The researchers also discovered novel mutations that haven’t previously been linked to cancer, pointing to new avenues for research. “No one studying myeloma had even heard of these genes,” says Golub. “We don’t know what these mutations do or how they cause cancer, or even whether they will make good drug targets, but it tells you this is where the field should be looking in greater detail.”

The project was the brainchild of the Multiple Myeloma Research Foundation, a patient advocacy group that funded the research and provided cancer samples. About 20,000 new cases of multiple myeloma are diagnosed in the U.S. each year. The disease has a five-year survival rate of less than 40 percent. Kathy Giusti, the organization’s founder, says the findings are already being used to direct funding decisions. The study identified mutations in enzymes involved in the way DNA is packaged, so the foundation has invested $5 million in this area of research and funded two biotech companies working in the field. 

Scientists are now sequencing additional myeloma genomes and expect to have a few hundred completed in the next two years. “The field is barreling forward such that we expect many thousands of genomes to be sequenced across different cancer types in next several years,” says Golub.

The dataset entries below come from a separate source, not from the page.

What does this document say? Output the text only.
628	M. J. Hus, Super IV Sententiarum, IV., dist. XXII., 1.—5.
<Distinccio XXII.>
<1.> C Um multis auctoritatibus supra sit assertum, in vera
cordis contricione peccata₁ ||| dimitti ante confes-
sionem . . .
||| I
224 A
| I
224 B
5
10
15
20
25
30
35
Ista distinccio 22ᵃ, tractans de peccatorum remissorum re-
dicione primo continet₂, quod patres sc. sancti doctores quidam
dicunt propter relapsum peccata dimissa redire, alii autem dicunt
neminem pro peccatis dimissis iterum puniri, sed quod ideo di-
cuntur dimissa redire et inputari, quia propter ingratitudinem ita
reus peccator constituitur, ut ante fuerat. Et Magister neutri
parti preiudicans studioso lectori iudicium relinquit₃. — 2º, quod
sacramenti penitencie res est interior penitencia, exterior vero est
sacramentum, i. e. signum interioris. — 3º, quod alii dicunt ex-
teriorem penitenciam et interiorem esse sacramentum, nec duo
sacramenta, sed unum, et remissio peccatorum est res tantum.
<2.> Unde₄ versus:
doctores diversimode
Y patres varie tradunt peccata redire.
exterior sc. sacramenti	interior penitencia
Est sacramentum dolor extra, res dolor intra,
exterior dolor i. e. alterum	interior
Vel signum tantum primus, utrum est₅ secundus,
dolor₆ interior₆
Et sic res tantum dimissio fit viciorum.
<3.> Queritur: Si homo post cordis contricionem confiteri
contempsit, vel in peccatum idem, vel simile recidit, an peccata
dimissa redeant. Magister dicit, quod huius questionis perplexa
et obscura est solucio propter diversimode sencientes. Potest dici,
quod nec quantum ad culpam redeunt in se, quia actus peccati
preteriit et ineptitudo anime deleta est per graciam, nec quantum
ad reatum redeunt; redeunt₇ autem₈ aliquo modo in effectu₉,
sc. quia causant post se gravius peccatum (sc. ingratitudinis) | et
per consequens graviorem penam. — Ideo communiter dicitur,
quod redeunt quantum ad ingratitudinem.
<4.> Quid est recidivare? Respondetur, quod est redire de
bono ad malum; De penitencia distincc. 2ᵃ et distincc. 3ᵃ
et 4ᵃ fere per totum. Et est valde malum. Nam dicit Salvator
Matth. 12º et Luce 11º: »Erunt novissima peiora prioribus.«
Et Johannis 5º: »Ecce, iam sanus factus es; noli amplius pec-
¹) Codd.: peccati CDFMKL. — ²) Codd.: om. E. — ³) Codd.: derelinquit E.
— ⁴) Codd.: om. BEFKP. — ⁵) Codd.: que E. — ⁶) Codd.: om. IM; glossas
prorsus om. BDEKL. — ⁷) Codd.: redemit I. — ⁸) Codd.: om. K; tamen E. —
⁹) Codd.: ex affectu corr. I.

The next step is to figure out what role these mutations play in cancer. “Do they activate or inactivate growth and survival, drug resistance, or signaling pathways?” says Anderson. To do this, scientists study the effect of the mutations in cancer cell lines and animal models of the disease. “That will open the potential for development of novel targeted therapeutics directed at fundamental genetic abnormalities that are hallmarks of this disease,” says Anderson.